La pregunta que nos hacemos todos los veranos
Sanse y Alcobendas tienen un historial de conatos en esta misma franja. En julio de 2022, otro incendio en la ribera del Jarama obligó a evacuar a una treintena de vecinos de la urbanización Fuente del Fresno. Entonces las llamas se quedaron a menos de cincuenta metros de las viviendas.
El patrón se repite: pastos secos, una colilla mal apagada o una chispa de un coche que circula por la vía de servicio, y el viento de la sierra que aviva el fuego en segundos. La rapidez de respuesta de los bomberos, que en esta ocasión llegaron en menos de quince minutos, es lo que marca la diferencia entre un susto y una tragedia.
El fuego se apagó en dos horas, pero el olor a quemado se quedó en la garganta de todos los que pasaban por la A-1.
Lo que los vecinos de la zona podemos hacer
Más allá del dispositivo de emergencia, este tipo de episodios nos recuerda la importancia de tener los terrenos limpios de maleza.

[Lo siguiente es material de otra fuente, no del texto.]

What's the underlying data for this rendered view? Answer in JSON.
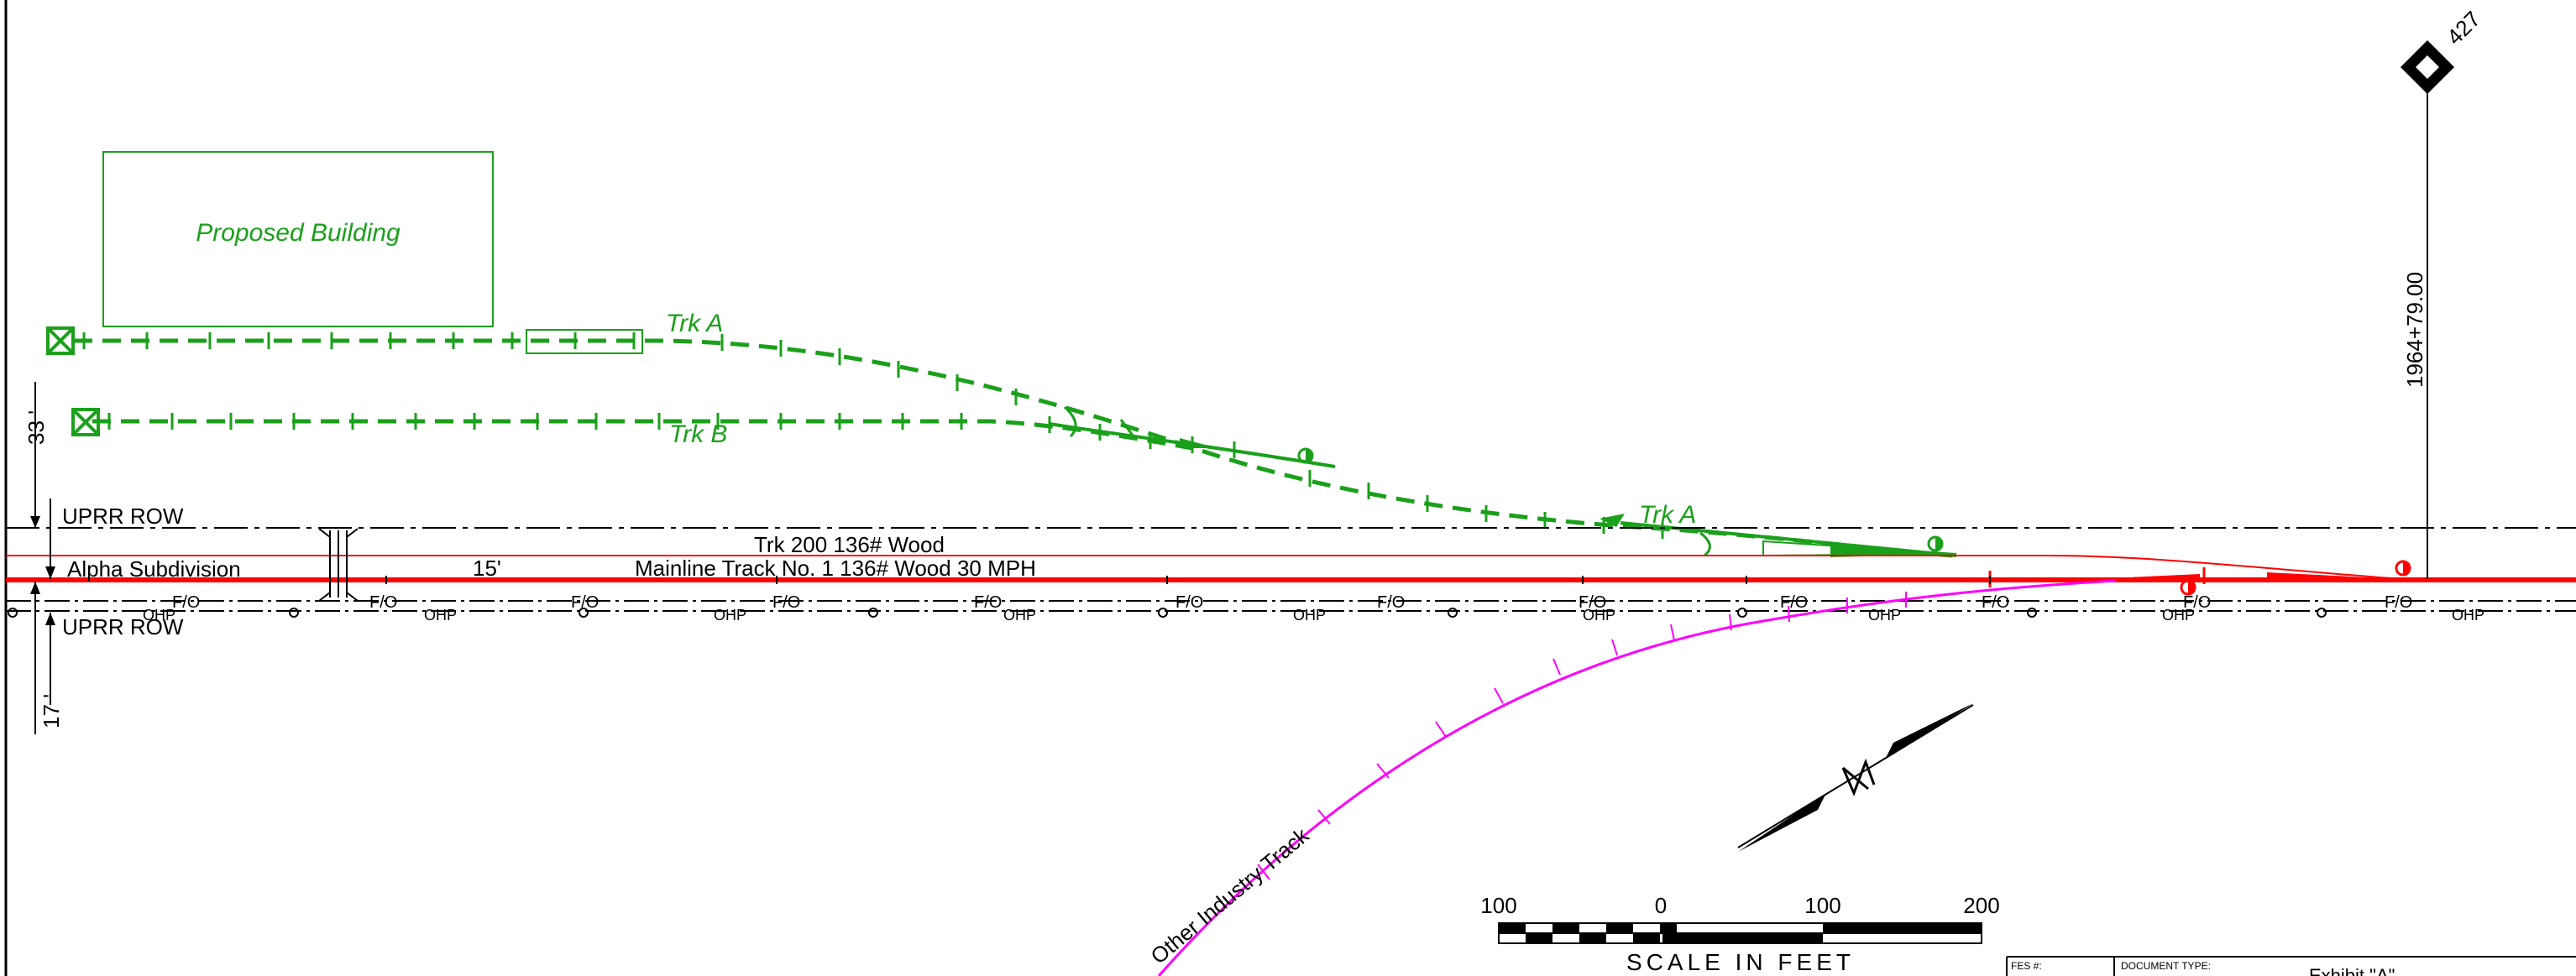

Las normativas municipales de Sanse y Alcobendas obligan a los propietarios de parcelas a mantenerlas desbrozadas durante todo el verano, pero la realidad es que cada año vemos fincas llenas de hierba seca a pocos metros de las casas.
Si vives en una urbanización cercana a la A-1 o en la zona de Dehesa Vieja, conviene revisar si tu comunidad ha cumplido con el desbroce. Una simple chispa puede bastar para que el fuego salte de un solar a una hilera de chalets. Y no está de más tener a mano el número de emergencias 112 y saber identificar el punto kilométrico exacto si llamas.